What's Happening?
The Treasury Department and the IRS have announced new regulations that allow businesses to reclaim certain fuel taxes, providing much-needed clarity for parts of the fuel supply chain. Effective May 1, 2026, these rules enable taxpayers who paid excise
tax on clear diesel or kerosene to receive a refund if the fuel is later dyed and removed from an approved terminal for non-taxable use. The regulations apply to qualifying fuel removals on or after December 31, 2025. To qualify, the fuel must have been taxed, not previously credited or refunded, and dyed through a mechanical process. Only the entity that originally paid the excise tax can claim the refund. The regulations are temporary and will expire on May 1, 2029, unless Congress changes the law to allow refunds to other parties.
Why It's Important?
This development is significant for businesses in the fuel supply chain, as it addresses a gap that previously made it difficult for companies to recoup taxes already paid.
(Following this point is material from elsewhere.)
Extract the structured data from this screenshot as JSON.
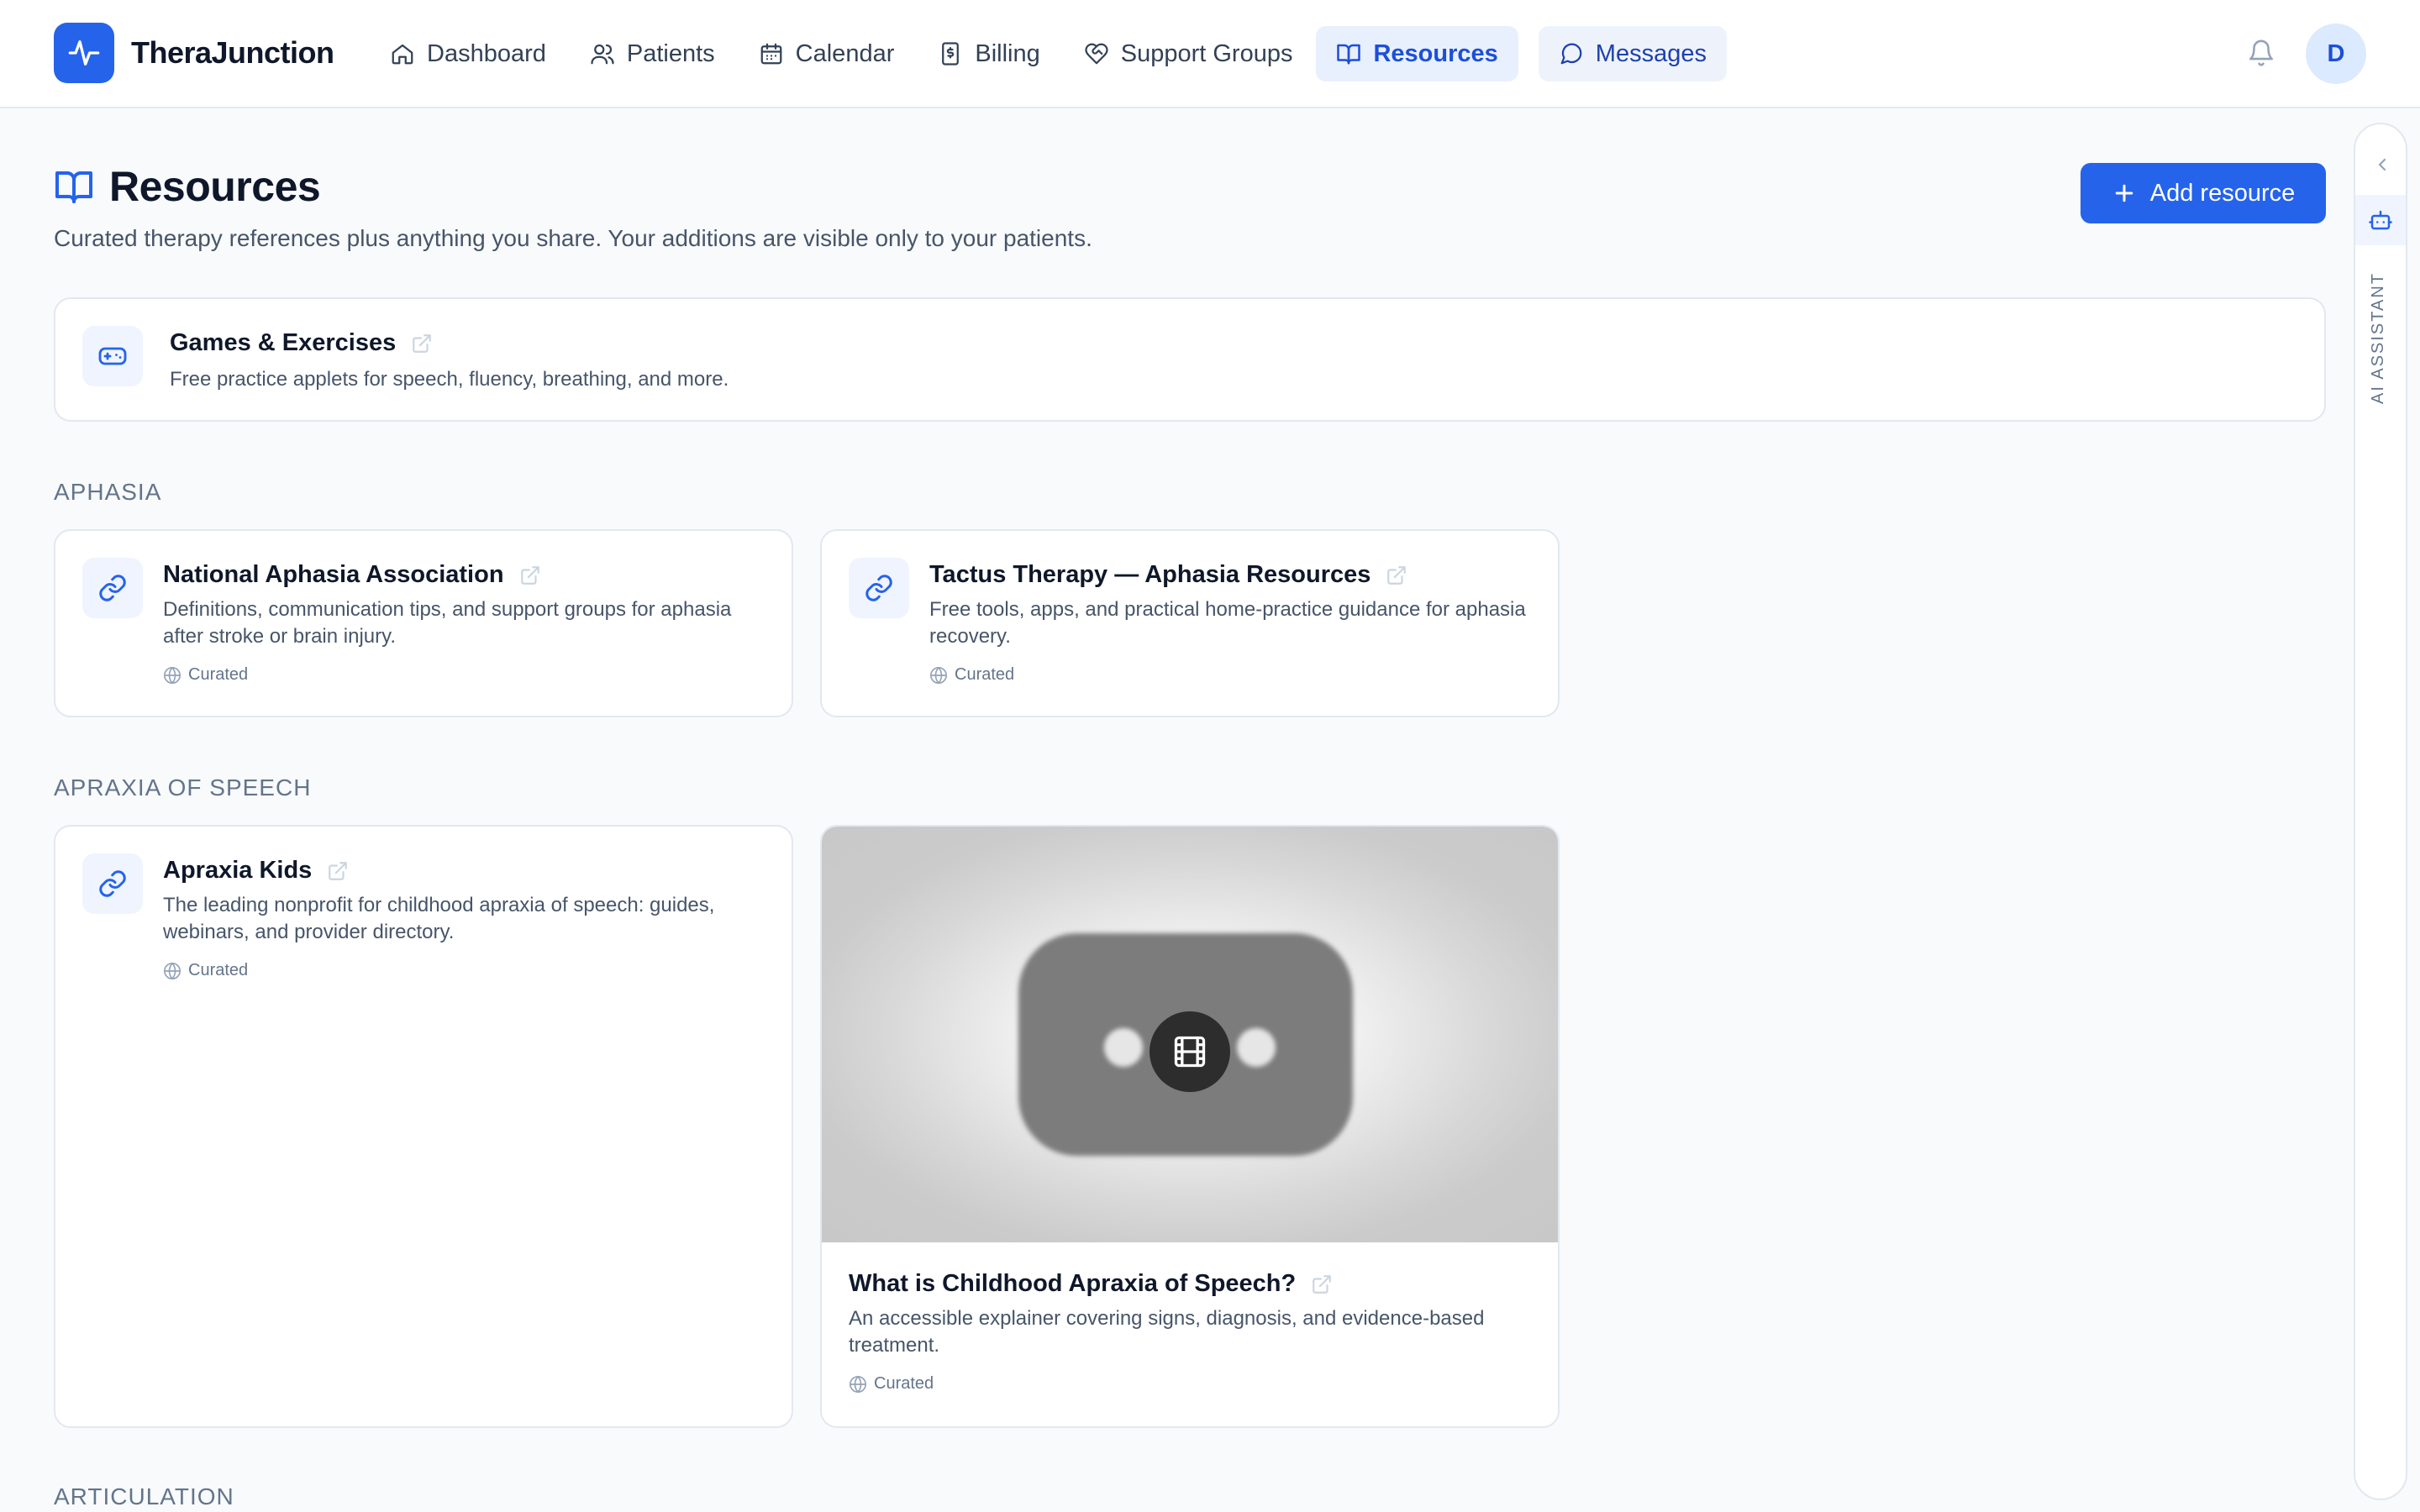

By establishing a clear refund pathway, the IRS aims to streamline the process for handling such claims, potentially easing financial burdens on businesses that use diesel or kerosene for exempt purposes. The move could also influence how companies structure their business arrangements and tax filings, as they now have a defined method to reclaim taxes. This clarity is crucial for businesses planning their financial strategies and could lead to increased compliance and efficiency in tax-related matters.
What's Next?
The IRS is seeking public feedback on the new regulations, with comments due within 60 days of publication in the Federal Register. The agency will consider requests for a public hearing before finalizing permanent guidance. In the meantime, businesses must prepare documentation to show that the same entity paid the excise tax and handled the qualifying dyed fuel removal. Unless legislative changes expand eligibility, the IRS will continue to limit refunds to the original taxpayer. The temporary rules will remain until final regulations are adopted or until they expire in 2029.